Apple’s problems finally caught up with the stock price, as investors lost patience with an onslaught of bad news. The quarterly results announcement last week had proceeded smoothly enough, with management reporting revenues and profits that beat expectations. However, a subsequent spate of rumours suggest that all is not well. Apple is reported to have cut hiring for many departments, and departmental budget cuts have been escalated, according to the financial news service Bloomberg. Production of iPhone 14 handsets is rumoured to have been cut by 3% due to soft demand, contrary to the company’s own statement that demand remains strong. The company’s problems with Covid lockdowns in its main iPhone assembly site in China have already been well-publicised. The shares declined by 10% during the week, enough to cast a pall over the entire technology sector.

Investors in Tesla are nervously watching the saga of Elon Musk’s takeover of Twitter, which threatens to distract Musk from his more valuable electric car and battery business. Having reacted with horror to Musk’s failed attempt to extricate himself from the acquisition, Tesla shares reached a new low for the year following Musk’s initial managerial actions. These included firing half of Twitter’s workforce, setting off a round of lawsuits. Musk has admitted that Twitter, which was acquired for $44 billion, is losing $4 million a day after advertisers adopted a “wait-and-see” attitude to the diminished oversight of content.

A month-long rally in GSK shares was cut short following the company’s announcement that its anti-cancer drug Blenrep had failed to help patients live longer in a clinical trial. The announcement sent the shares down 5% and spoilt what would otherwise have been a good week for the company, after management upgraded its forecast for sales and profits this year.

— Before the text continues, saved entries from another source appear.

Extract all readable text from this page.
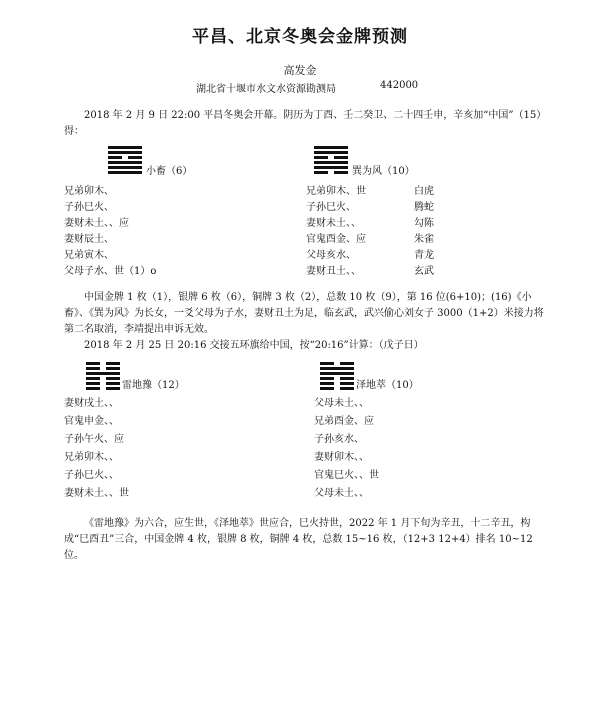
平昌、北京冬奥会金牌预测
高发金
湖北省十堰市水文水资源勘测局	442000
2018 年 2 月 9 日 22:00 平昌冬奥会开幕。阴历为丁酉、壬二癸卫、二十四壬申，辛亥加“中国”（15）得：
小畜（6）
兄弟卯木、
子孙巳火、
妻财未土、、应
妻财辰土、
兄弟寅木、
父母子水、世（1）o
巽为风（10）
兄弟卯木、世
子孙巳火、
妻财未土、、
官鬼酉金、应
父母亥水、
妻财丑土、、
白虎
腾蛇
勾陈
朱雀
青龙
玄武
中国金牌 1 枚（1），银牌 6 枚（6），铜牌 3 枚（2），总数 10 枚（9），第 16 位(6+10)；(16)《小畜》、《巽为风》为长女，一爻父母为子水，妻财丑土为足，临玄武，武兴偷心刘女子 3000（1+2）米接力将第二名取消，李靖提出申诉无效。
2018 年 2 月 25 日 20:16 交接五环旗给中国，按“20:16”计算：（戊子日）
雷地豫（12）
妻财戌土、、
官鬼申金、、
子孙午火、应
兄弟卯木、、
子孙巳火、、
妻财未土、、世
泽地萃（10）
父母未土、、
兄弟酉金、应
子孙亥水、
妻财卯木、、
官鬼巳火、、世
父母未土、、
《雷地豫》为六合，应生世，《泽地萃》世应合，巳火持世，2022 年 1 月下旬为辛丑，十二辛丑，构成“巳酉丑”三合，中国金牌 4 枚，银牌 8 枚，铜牌 4 枚，总数 15~16 枚，（12+3 12+4）排名 10~12 位。
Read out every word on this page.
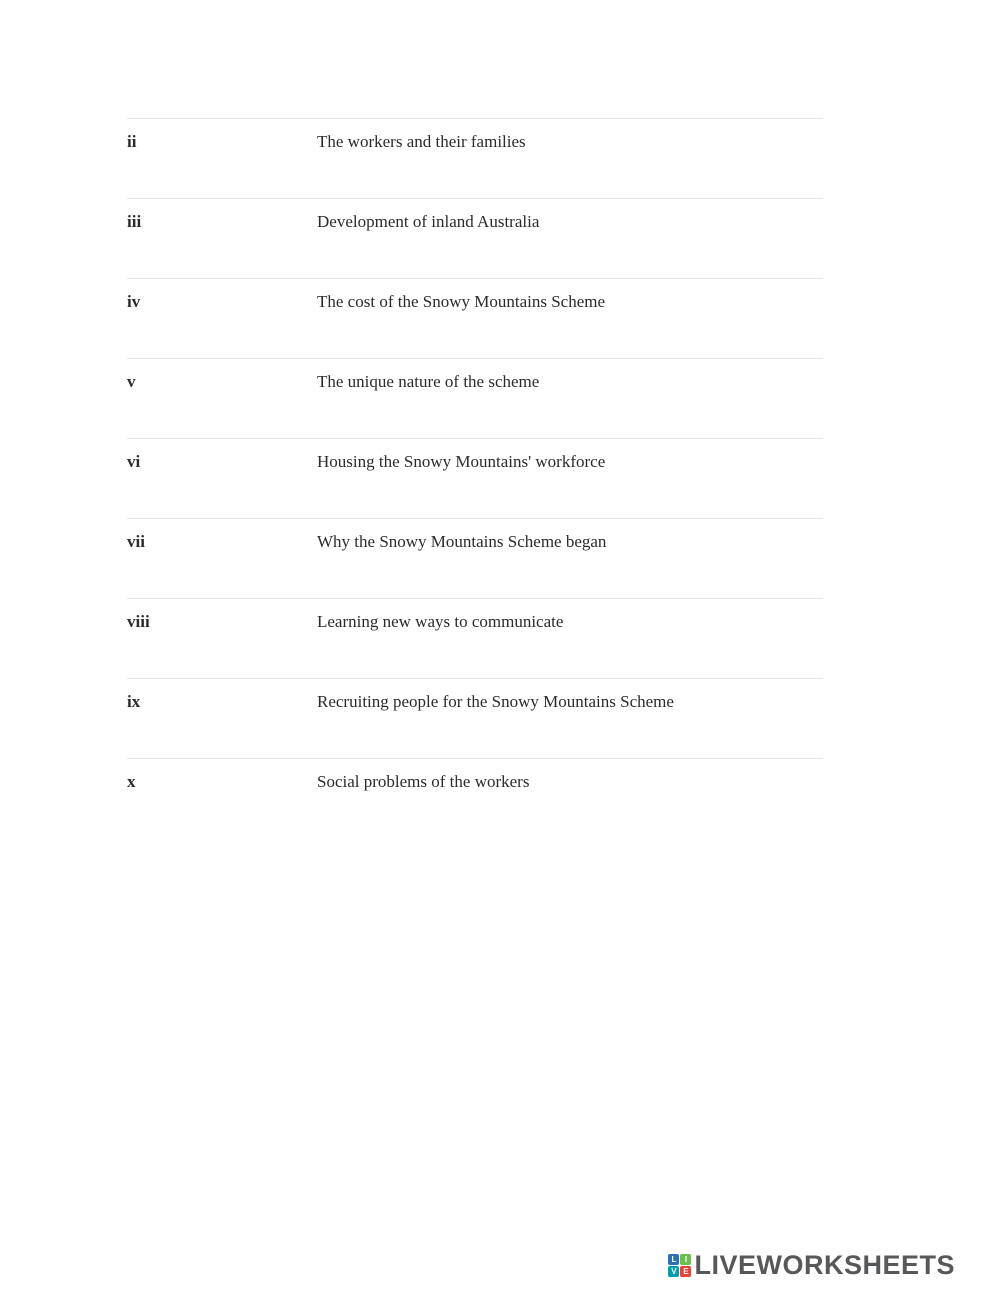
ii	The workers and their families
iii	Development of inland Australia
iv	The cost of the Snowy Mountains Scheme
v	The unique nature of the scheme
vi	Housing the Snowy Mountains' workforce
vii	Why the Snowy Mountains Scheme began
viii	Learning new ways to communicate
ix	Recruiting people for the Snowy Mountains Scheme
x	Social problems of the workers
L	I
V E LIVEWORKSHEETS
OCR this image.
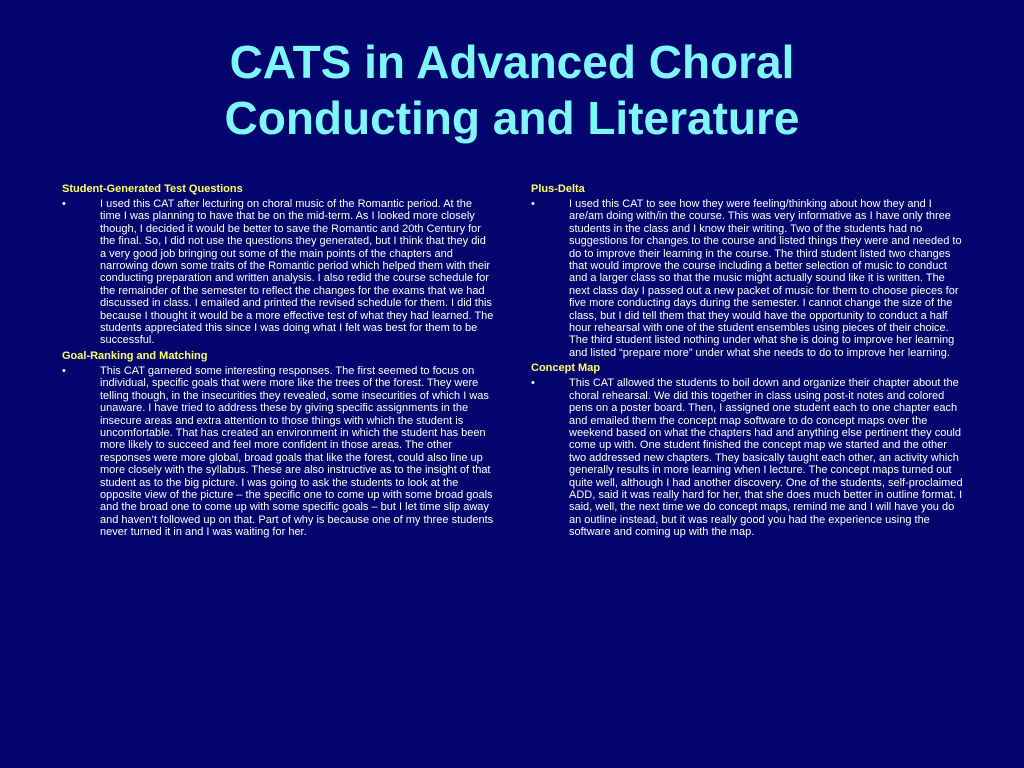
CATS in Advanced Choral
Conducting and Literature

Student-Generated Test Questions

•	I used this CAT after lecturing on choral music of the Romantic period. At the time I was planning to have that be on the mid-term. As I looked more closely though, I decided it would be better to save the Romantic and 20th Century for the final. So, I did not use the questions they generated, but I think that they did a very good job bringing out some of the main points of the chapters and narrowing down some traits of the Romantic period which helped them with their conducting preparation and written analysis. I also redid the course schedule for the remainder of the semester to reflect the changes for the exams that we had discussed in class. I emailed and printed the revised schedule for them. I did this because I thought it would be a more effective test of what they had learned. The students appreciated this since I was doing what I felt was best for them to be successful.

Goal-Ranking and Matching

•	This CAT garnered some interesting responses. The first seemed to focus on individual, specific goals that were more like the trees of the forest. They were telling though, in the insecurities they revealed, some insecurities of which I was unaware. I have tried to address these by giving specific assignments in the insecure areas and extra attention to those things with which the student is uncomfortable. That has created an environment in which the student has been more likely to succeed and feel more confident in those areas. The other responses were more global, broad goals that like the forest, could also line up more closely with the syllabus. These are also instructive as to the insight of that student as to the big picture. I was going to ask the students to look at the opposite view of the picture – the specific one to come up with some broad goals and the broad one to come up with some specific goals – but I let time slip away and haven’t followed up on that. Part of why is because one of my three students never turned it in and I was waiting for her.

Plus-Delta

•	I used this CAT to see how they were feeling/thinking about how they and I are/am doing with/in the course. This was very informative as I have only three students in the class and I know their writing. Two of the students had no suggestions for changes to the course and listed things they were and needed to do to improve their learning in the course. The third student listed two changes that would improve the course including a better selection of music to conduct and a larger class so that the music might actually sound like it is written. The next class day I passed out a new packet of music for them to choose pieces for five more conducting days during the semester. I cannot change the size of the class, but I did tell them that they would have the opportunity to conduct a half hour rehearsal with one of the student ensembles using pieces of their choice. The third student listed nothing under what she is doing to improve her learning and listed “prepare more” under what she needs to do to improve her learning.

Concept Map

•	This CAT allowed the students to boil down and organize their chapter about the choral rehearsal. We did this together in class using post-it notes and colored pens on a poster board. Then, I assigned one student each to one chapter each and emailed them the concept map software to do concept maps over the weekend based on what the chapters had and anything else pertinent they could come up with. One student finished the concept map we started and the other two addressed new chapters. They basically taught each other, an activity which generally results in more learning when I lecture. The concept maps turned out quite well, although I had another discovery. One of the students, self-proclaimed ADD, said it was really hard for her, that she does much better in outline format. I said, well, the next time we do concept maps, remind me and I will have you do an outline instead, but it was really good you had the experience using the software and coming up with the map.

Airbnb shares fell by 16% after the company forecast that growth in the fourth calendar quarter is likely to be moderately slower than the rapid growth of 25% attained in the third quarter. Average daily rental rates had risen by 5% in the third quarter, entirely driven by inflation, but management pointed to a shift in usage towards smaller, urban accommodations fetching lower rates. Airbnb shares are down over 40% year-to-date. 

 

Highlights

  • The Bank of England raised interest rates by 0.75% to 3% but sent a clear message that the markets are pricing too many future rate increases. Markets had already taken the hint, however, marking down expectations for rate rises prior to the meeting, so there was little reaction. The Bank’s own forecasts suggest that inflation will decline from its current level of 10.1% to just 2.2% within the next two years, suggesting that the Bank’s job is nearly done.
  • The closely-watched monthly US employment data gave ammunition to both bulls and bears. 261,000 jobs were created in October, well above expectations and also well above historic norms, probably due to the ongoing re-hiring of people let go during the pandemic. On the other hand, a downward trend is clearly in evidence from the even-higher levels of job creation reported earlier in the year. 

Calendar

  • Rarely will there have been so much attention focused on US inflation data, which is due to be reported for the month of October. Inflation is expected to have fallen from 8.2% to 8%. Complicating matters is the introduction of new data from health insurance firms, which appear to point to a steep deceleration in the cost of healthcare. Core inflation, which strips out food and fuel costs, is also expected to have declined, from 6.6% to 6.5%.
  • UK GDP is expected to have shrunk by 0.4% in September, following its 0.3% decline in August, implying that the economy is heading for recession. The extra public holiday in September for the Queen’s funeral is likely to have further depressed activity.